When a musician releases three hours of music in one fell swoop, that musician is asking to be indulged. This is not an easy request to pull off. It takes a certain mad genius to be ambitious enough to release, as the liner notes to Orphans state, “56 songs, of which 30 are new,” and have faith that said release will be taken not as some emblem of a deep, unshakeable ego sure that every moment it feels fit to commit to tape is a moment inspired enough to be worthwhile to others, but as 3 hours of sparked, fuck-all, I don’t know where it came from either but here it is and I just don’t think I can whittle it down. It takes brass. It takes history. It takes loyalty. It takes a very specific kind of artist.
It takes Tom Waits.
And so there it is.
The masterminds of this messy*, fascinating thing called Sepiachord have this idea that Tom Waits, who is either the last of something (hell if I know what) or the first of something (again, hell if I know what) is Sepiachord’s grand uncle, that his presence looms over the “movement, ” that if all roads don’t lead directly from (or to) him, there’s always signs and exits that’ll get you damn near. No argument here.
Waits went truly, madly, and satisfyingly off his frickin’ rocker somewhere around Swordfishtrombones, and thank heaven for it. He’s music hall and country blues, Harry Partch and mad street preacher. He’s Olde Timey without seeming like it’s a pretense. As his voice has gone more and more gravelly, so has his sound, so have his recordings. His vocals chords are as rusted as the tin cans he seems to be singing into these days. And Orphans is a form apotheosis for it all.

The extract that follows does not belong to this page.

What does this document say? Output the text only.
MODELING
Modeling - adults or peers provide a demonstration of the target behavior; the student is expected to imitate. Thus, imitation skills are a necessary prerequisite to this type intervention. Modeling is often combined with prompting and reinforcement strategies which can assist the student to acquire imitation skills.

Brawlers thrums and stutters through a set of percussive musical catcalls. It’s bluesy as hell, and includes the most overtly political tune of Waits’ career, the seven minute shudder about the Middle Eastern struggle between the Israelis and the Palestinians. Waits covers Lead Belly and the Ramones on the disc, and brings out a duet with his friend Chuck E. Weiss called “Rains on Me.”
Bawlers follows, and is, as the name suggests, tugs a little harder at the heartstrings. The singing is a little more intimate on Bawlers, the music a little farther away, thicker with reverb. And the lyrics are a little more subtle. Brawlers hits harder, but Bawlers kills with—as one of the songs says—“a little drop of poison.” You can’t go wrong with a record that includes Lead Belly’s “Goodnight Irene.”
And then there are those weird, wonderful Bastards. Strange little stories (“Children’s Story”), odes to the family car (“The Pontiac”), beat writing set to music (“Nirvana,” a poem by Bukowski, and “Home I’ll Never Be,” a selection from Jack Kerouac), and covers. Daniel Johnston’s “King Kong” is given a Waits scrape and howl that push it right to the edge—adding the monster to the story of a monster with a broken heart. And then there’s “Books of Moses,” a song written by Moby Grape’s mental institution dwelling guitar player, Skip Spence. Johnston and Spence are eccentrics. Waits, too. He does them a justice no one else could.
Orphans asks for patience. It also rewards patience.
* Messy as in Sepiachord seems to me to be, like all good musical distinctions, a case of coloring outside the lines, of gathering by streams of consciousness, of “I don’t know what the hell Sepiachord is, precisely, but I know it when I see it.”